The LA Basin and Central Valley will flirt with the century mark in temps during the week of July 27. While this will increase natural gas demand as people start using their A/C, there’s a couple fundamentals in play that will prevent large draws from storage and basis blowouts. Diablo Canyon 2 generating plant, which has been on outage, should return in full by the end of the week and the PNW temps will be backing down. PG&E Citygate should settle in the $2.50 – $2.75 range. SoCal Citygate should move back up to ~$2.00/MMBtu. Aliso Canyon generating plant is closed right now on a maintenance outage through August 6 and Citygate pricing will only get to ~$2.00 with the temps setting up as they are is a direct result of the high gas storage levels in the state. In order to pull natural gas out of storage, both Citygates need to price above imports from the Rockies and PNW to avoid a congestion-pricing scenario later this summer.

The latest seasonal updates indicate that a developing La Niña in the equatorial Pacific is looking like it will dig in and influence weather patterns across the U.S. through the end of the year. What this typically means for the West is a warm and dry winter. This is a warning for possibly another rough fire season in 2021.

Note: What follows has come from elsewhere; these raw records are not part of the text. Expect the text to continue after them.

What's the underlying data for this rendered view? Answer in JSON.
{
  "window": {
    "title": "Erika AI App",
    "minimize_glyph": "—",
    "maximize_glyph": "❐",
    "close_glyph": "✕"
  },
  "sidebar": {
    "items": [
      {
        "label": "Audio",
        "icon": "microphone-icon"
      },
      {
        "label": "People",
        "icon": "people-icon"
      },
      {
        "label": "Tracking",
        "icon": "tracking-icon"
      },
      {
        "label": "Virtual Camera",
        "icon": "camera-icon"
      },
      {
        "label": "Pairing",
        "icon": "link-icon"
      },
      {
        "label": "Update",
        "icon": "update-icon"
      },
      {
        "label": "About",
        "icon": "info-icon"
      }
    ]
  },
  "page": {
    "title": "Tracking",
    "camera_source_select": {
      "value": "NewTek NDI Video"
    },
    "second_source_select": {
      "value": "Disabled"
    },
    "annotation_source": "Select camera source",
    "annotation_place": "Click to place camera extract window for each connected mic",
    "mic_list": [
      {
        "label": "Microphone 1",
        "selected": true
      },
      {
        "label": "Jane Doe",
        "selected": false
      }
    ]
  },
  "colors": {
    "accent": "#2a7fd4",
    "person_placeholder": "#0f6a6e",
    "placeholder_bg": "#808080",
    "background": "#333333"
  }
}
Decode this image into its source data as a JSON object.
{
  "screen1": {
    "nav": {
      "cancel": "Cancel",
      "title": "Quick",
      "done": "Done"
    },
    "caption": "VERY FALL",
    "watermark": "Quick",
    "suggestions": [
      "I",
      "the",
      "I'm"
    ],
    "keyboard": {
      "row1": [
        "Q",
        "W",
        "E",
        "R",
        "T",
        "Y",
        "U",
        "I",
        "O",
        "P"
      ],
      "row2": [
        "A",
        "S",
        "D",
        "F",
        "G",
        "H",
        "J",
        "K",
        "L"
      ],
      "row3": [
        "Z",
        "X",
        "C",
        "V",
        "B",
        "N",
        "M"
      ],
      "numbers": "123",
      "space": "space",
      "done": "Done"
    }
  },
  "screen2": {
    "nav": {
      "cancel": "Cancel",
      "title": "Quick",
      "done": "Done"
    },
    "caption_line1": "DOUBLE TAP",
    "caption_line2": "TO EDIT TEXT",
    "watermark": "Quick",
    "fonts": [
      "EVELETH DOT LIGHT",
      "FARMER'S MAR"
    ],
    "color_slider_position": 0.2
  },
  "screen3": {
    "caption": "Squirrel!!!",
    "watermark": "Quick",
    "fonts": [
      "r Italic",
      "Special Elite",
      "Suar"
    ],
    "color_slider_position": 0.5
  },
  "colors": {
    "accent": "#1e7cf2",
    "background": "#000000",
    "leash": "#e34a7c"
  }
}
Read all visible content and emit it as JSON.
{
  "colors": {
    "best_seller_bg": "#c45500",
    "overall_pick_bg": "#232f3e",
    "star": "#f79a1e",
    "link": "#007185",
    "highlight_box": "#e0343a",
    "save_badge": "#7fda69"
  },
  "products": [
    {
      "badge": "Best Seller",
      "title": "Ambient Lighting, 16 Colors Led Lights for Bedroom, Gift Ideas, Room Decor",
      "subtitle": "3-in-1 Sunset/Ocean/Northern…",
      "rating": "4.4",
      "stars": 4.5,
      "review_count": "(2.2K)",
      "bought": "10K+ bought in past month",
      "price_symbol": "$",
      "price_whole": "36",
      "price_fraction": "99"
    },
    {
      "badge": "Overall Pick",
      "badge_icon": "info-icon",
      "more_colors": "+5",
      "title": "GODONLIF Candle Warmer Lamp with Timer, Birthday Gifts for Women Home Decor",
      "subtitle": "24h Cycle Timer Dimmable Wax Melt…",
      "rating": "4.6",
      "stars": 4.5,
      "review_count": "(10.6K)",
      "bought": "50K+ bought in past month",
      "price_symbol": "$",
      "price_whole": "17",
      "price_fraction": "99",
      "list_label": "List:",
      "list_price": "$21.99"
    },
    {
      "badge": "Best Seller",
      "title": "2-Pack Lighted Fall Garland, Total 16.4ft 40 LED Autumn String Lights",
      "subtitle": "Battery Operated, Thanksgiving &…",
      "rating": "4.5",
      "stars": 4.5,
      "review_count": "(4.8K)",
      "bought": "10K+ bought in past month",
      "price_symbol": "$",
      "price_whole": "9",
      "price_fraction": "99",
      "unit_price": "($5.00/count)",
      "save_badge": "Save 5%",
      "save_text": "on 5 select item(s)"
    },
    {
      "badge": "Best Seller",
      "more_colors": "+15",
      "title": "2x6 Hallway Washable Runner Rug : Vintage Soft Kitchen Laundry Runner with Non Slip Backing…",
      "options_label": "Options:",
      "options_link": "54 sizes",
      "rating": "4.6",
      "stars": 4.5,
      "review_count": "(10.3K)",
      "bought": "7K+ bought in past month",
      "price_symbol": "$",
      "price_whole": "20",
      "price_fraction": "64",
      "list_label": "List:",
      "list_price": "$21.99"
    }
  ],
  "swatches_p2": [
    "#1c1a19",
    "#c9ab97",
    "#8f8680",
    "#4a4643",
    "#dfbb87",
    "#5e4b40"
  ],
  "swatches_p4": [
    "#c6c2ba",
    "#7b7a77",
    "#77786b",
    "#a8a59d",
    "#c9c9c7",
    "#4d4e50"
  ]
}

CAISO just set a new record for solar generation on June 29 when the meter read 12.016 GW at 12:32pm; an impressive 93.3% capacity factor given the CAISO’s metered solar capacity of 12.875 GW. In addition, there is roughly another 8.5 GW of solar capacity lurking on California’s grid in the form of residential and commercial rooftop arrays that are unmetered. Solar represents 54.9% of the 23.448 GW of installed renewable capacity (solar, wind, hydro, geothermal, etc.) as of July 1.

Understanding the largest source of renewable generation on the grid is helpful to understand the staggering amount of renewable generation curtailment that has taken place this year. As renewable generation on the grid has increased over the last four years, the CAISO has been forced to curtail generation in ever increasing quantities to prevent damage to transmission lines and associated equipment. Curtailments most often occur in the middle of the day as behind the meter solar is peaking and load is disappearing from the grid. Since thermal generation and imports are typically running at minimum levels during this time, the only lever left to pull to balance the grid is curtailing output from wind and solar projects. In June, the CAISO curtailed 206.4 GWh of renewables, which were down from 255.3 GWh in May and 318.4 GWh in April. Year-to-date, there has been 1,280 GWh of renewable output curtailed, roughly equivalent to turning both generating units at Diablo Canyon off for about 26 days.

Bottom Line

Long-Term Natural Gas Prices Remain Low

Buy! Multi-year gas and electricity contracts remain low. Both the natural gas and electric market prices have been volatile but within a narrow range. Prior to COVID-19 natural gas producers had started to reduce rig accounts and they have accelerated since then. The associated drop in natural gas production has not yet manifested itself in the market’s supply data. Temperatures were above normal for both June and July and are predicted to be above normal for the remainder of the summer. The upcoming U.S. Presidential elections, international geopolitical news and the current resurgence of COVID-19 could exacerbate the situation. Work with your trusted broker on long-term pricing strategies in order to avoid market volatility and ensure some budget certainty.